David Cameron's party is up two points on last month, on 41 per cent, while Labour has slipped one point to 24 per cent. The Liberal Democrats are up four points on 21.

The ComRes survey for The Independent on Sunday also exposes how Gordon Brown's strategy of attacking Mr Cameron's Etonian background has fallen flat with voters.

Seven out of 10 say the Tory leader's schooling does not make it harder for him to be a good prime minister, with just 20 per cent saying it does. Even among Labour's core voters, in social group DE, only one in five says his schooling is a problem.

The poll is the first comprehensive voter reaction to last Wednesday's pre-Budget report (PBR), suggesting that Alistair Darling's measures to increase National Insurance and reduce the deficit have also fallen flat.

It follows a series of surveys where the gap between Labour and the Tories narrowed to as little as six points – which if repeated on election day would mean a hung parliament. Today's poll would give the Tories a majority of 106.

Only the Chancellor's plan to impose taxes on bankers' bonuses is backed by voters, with 66 per cent saying taxing high earners is fair. And Mr Cameron and George Osborne, the shadow Chancellor, have yet to convince voters that they have the right prescription to get Britain out of recession. Some 34 per cent agree they have the right ideas; 46 per cent disagree.

There is equivocal backing for the Conservatives' plans to give tax breaks for married couples, with the same proportion – 46 per cent – in agreement as in disagreement. However, in an apparent vindication of Harriet Harman's attack on Mr Cameron's flagship policy as a "philanderers' charter", there is a significant gender gap.

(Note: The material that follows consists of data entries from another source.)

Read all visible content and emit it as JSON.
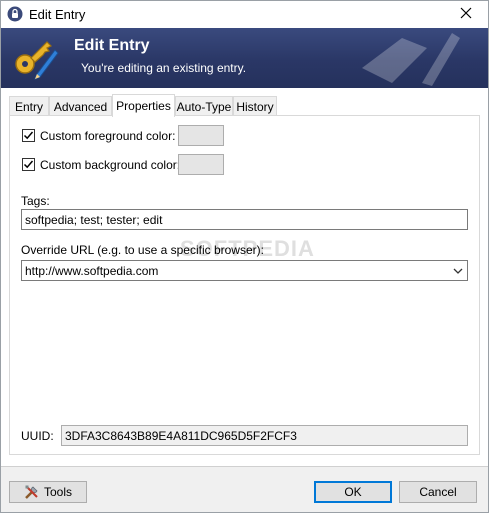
{
  "window": {
    "title": "Edit Entry"
  },
  "banner": {
    "title": "Edit Entry",
    "subtitle": "You're editing an existing entry."
  },
  "tabs": [
    {
      "label": "Entry",
      "active": false
    },
    {
      "label": "Advanced",
      "active": false
    },
    {
      "label": "Properties",
      "active": true
    },
    {
      "label": "Auto-Type",
      "active": false
    },
    {
      "label": "History",
      "active": false
    }
  ],
  "properties": {
    "foreground": {
      "label": "Custom foreground color:",
      "checked": true,
      "color": "#e5e5e5"
    },
    "background": {
      "label": "Custom background color:",
      "checked": true,
      "color": "#e5e5e5"
    },
    "tags_label": "Tags:",
    "tags_value": "softpedia; test; tester; edit",
    "override_url_label": "Override URL (e.g. to use a specific browser):",
    "override_url_value": "http://www.softpedia.com",
    "uuid_label": "UUID:",
    "uuid_value": "3DFA3C8643B89E4A811DC965D5F2FCF3",
    "watermark": "SOFTPEDIA"
  },
  "footer": {
    "tools_label": "Tools",
    "ok_label": "OK",
    "cancel_label": "Cancel"
  },
  "colors": {
    "banner": "#2a3766",
    "accent": "#0078d7",
    "footer_bg": "#f0f0f0"
  },
  "icons": {
    "title": "lock-icon",
    "close": "close-icon",
    "banner": "key-pencil-icon",
    "tools": "tools-icon",
    "dropdown": "chevron-down-icon"
  }
}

Some 55 per cent of men back the married couples' allowance, compared with 39 per cent of women, while 52 per cent of women are against the plans, compared with 39 per cent of men.

There were signs of a growing rift between Mr Brown and Peter Mandelson over the tax on bankers' bonuses. Lord Mandelson has not commented on the economy for more than a week – after calling for restraint on bonuses in an interview on Radio 4's Today. There is also tension between Mr Darling and Mr Brown over the extent of Labour's spending cuts to rein in borrowing.

Writing in the IoS today, Liam Byrne, the Chief Secretary to the Treasury, tries to draw a line under cabinet rifts by turning fire on the Tories. Mr Osborne, in an interview yesterday, said it was the "number one priority" to avoid introducing the planned 1 per cent rise in NI. He said: "I will do everything I can to avoid that tax rise." But Mr Byrne demands that Mr Osborne spell out what the Tories would do instead to reduce the deficit – and within three years, not four, as the Tories have promised.

Mr Byrne says: "Mr Osborne says that he would close the deficit faster, but halving the deficit just one year faster than us would mean cutting a further £26bn from public services or increasing VAT to 23 per cent. Which will he choose?"

Mr Cameron, in an email to activists yesterday, said Labour had "lost the right to govern". He added: "Their pre-Budget report on Wednesday was an opportunity to finally confront the biggest budget deficit in Britain's peacetime history. Instead, they put their own political fortunes ahead of what is right for our country. Not only did they decide to carry on their irresponsible spending, but they're actually increasing it next year."